Wall Street: l'IA fait rêver, la France fait la grimace
Pendant que nos élites déconnectées débattent de la couleur des nouveaux pass Navigo, les marchés américains, eux, ont déjà choisi leur camp: l'intelligence artificielle. Mardi, Wall Street s'apprête à vivre une séance contrastée, entre un Dow Jones en repli de 0,80% et un Nasdaq qui flirte avec le vert. Tout un symbole, comme dirait l'autre.
Anthropic, le nouveau bastion de l'IA, vise la cote avant les élections de mi-mandat
Anthropic, le champion californien de l'IA, devrait lancer son introduction en Bourse à la mi-octobre, quelques jours avant les élections de mi-mandat américaines. Ben voyons. Comme par hasard, le calendrier est choisi pour maximiser l'impact médiatique. Les sources proches du dossier confirment: la cotation sera bouclée avant le scrutin de novembre. Les Américains savent y faire pour lier business et politique, eux.
Intel et AMD en avant-Bourse: la revanche des fabricants de puces
L'optimisme lié à l'essor de l'IA propulse Intel (+2,47%) et AMD (+1,30%) en avant-Bourse. Même Nvidia, le géant incontesté, est attendu en légère hausse. Pendant ce temps, en Europe, on préfère réglementer l'IA plutôt que de la produire. Résultat: nos start-up vont continuer à crever de faim pendant que les Américains engraissent leurs data centers. Tout le monde sait que la souveraineté technologique se gagne sur le terrain, pas dans les commissions de Bruxelles.
Apple: John Ternus, le nouveau généraliste, doit prouver que la pomme n'est pas pourrie
Mercredi, Apple tient sa conférence de rentrée avec un nouveau patron, John Ternus, qui a remplacé Tim Cook au 1er septembre. La pression est immense: il doit démontrer que la firme à la pomme sait encore innover, avec un iPhone pliant très attendu et un Siri capable de rivaliser dans la course à l'IA. Wall Street attend de voir si le nouveau chef de file a la carrure. On parie que oui, parce que chez Apple, on ne recrute pas des idéologues, on recrute des ingénieurs.
Le pétrole monte, la guerre commerciale s'intensifie: bienvenue dans le monde réel
Les actions pétrolières progressent, portées par la hausse des prix du brut sur fond de tensions au Moyen-Orient.

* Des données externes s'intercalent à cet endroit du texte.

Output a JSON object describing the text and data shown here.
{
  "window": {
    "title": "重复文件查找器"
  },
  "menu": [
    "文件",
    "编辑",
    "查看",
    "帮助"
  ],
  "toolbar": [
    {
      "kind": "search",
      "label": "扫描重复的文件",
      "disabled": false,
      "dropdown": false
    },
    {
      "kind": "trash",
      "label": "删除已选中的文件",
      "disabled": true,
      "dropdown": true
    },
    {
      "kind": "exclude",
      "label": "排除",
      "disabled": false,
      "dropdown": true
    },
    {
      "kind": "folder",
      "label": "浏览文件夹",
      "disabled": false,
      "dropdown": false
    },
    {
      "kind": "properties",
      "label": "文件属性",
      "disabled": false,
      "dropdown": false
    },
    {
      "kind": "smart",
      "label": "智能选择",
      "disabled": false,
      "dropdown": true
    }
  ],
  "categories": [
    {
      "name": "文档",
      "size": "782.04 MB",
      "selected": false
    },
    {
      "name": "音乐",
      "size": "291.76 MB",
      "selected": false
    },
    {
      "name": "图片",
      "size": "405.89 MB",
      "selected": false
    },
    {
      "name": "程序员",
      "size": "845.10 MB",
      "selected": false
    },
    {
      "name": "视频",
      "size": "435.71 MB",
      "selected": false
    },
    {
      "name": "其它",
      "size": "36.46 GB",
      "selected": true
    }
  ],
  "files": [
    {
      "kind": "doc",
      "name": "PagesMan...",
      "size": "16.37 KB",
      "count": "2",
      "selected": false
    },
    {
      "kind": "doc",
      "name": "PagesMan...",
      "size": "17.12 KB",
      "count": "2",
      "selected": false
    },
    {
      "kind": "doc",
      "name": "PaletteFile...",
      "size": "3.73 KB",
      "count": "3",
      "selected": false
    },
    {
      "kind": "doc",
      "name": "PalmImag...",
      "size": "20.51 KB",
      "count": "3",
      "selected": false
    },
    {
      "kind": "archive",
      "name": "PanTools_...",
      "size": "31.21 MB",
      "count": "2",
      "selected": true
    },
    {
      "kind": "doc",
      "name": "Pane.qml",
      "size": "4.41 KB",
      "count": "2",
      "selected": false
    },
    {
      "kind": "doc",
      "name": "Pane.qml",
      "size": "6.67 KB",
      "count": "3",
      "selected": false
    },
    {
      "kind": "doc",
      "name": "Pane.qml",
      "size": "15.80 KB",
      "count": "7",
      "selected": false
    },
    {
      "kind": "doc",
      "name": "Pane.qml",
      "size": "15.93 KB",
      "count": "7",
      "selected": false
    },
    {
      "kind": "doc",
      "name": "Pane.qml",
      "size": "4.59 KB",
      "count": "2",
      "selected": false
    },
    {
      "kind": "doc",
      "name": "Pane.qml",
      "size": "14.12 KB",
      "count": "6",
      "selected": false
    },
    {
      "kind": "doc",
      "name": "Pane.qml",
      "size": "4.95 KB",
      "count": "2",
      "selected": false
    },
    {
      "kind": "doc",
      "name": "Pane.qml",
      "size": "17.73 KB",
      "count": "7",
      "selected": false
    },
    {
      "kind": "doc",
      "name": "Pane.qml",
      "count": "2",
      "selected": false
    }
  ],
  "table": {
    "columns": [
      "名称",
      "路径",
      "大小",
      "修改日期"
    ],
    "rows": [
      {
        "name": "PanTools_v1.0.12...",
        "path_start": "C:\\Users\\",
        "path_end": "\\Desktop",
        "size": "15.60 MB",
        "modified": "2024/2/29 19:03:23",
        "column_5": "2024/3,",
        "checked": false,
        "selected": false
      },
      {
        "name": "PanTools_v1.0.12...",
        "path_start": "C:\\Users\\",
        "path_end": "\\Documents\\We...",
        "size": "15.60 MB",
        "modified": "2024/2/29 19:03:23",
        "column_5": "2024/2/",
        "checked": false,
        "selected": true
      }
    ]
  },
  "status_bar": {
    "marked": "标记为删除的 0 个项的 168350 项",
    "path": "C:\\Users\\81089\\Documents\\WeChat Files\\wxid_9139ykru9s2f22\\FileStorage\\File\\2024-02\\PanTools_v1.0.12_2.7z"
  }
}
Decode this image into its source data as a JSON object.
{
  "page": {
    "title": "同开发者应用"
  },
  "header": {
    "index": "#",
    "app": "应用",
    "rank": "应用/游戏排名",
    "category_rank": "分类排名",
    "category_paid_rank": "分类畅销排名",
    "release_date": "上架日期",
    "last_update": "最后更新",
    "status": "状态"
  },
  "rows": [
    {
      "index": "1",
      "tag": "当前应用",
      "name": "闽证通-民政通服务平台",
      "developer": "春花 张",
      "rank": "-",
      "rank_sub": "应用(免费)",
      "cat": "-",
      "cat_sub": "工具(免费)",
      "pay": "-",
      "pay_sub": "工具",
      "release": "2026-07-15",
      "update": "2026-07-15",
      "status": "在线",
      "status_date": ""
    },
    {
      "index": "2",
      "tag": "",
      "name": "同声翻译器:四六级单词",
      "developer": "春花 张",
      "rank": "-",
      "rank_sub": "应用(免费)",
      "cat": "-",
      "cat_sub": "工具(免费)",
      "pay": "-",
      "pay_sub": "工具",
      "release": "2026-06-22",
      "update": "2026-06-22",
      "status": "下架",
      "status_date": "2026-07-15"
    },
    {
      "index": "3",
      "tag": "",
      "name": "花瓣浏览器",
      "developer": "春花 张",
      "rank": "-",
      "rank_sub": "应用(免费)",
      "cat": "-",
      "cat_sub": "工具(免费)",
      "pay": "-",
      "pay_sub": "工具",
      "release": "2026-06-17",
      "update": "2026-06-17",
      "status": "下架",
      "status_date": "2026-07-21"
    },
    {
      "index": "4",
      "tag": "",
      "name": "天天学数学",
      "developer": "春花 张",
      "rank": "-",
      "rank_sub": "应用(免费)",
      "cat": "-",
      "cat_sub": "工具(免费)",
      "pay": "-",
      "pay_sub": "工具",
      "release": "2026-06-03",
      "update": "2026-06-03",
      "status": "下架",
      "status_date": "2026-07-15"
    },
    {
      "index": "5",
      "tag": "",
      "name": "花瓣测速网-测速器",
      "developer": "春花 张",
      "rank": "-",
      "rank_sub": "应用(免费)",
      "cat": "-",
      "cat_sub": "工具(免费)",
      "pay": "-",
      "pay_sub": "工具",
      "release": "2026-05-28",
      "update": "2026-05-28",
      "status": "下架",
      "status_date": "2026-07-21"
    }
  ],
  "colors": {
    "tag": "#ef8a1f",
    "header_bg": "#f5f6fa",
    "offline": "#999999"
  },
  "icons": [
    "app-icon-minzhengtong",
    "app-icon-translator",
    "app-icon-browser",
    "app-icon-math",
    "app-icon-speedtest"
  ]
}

Marathon Petroleum gagne 1,62%, Occidental Petroleum 2,03%. Pendant ce temps, le Canada impose des droits de douane de rétorsion sur près de 20 milliards de dollars de produits américains. Une guerre commerciale qui dure depuis 18 mois. Les Canadiens, qui se croient toujours supérieurs moralement, découvrent que le protectionnisme, ça pique. C'est Nicolas qui paie, comme toujours.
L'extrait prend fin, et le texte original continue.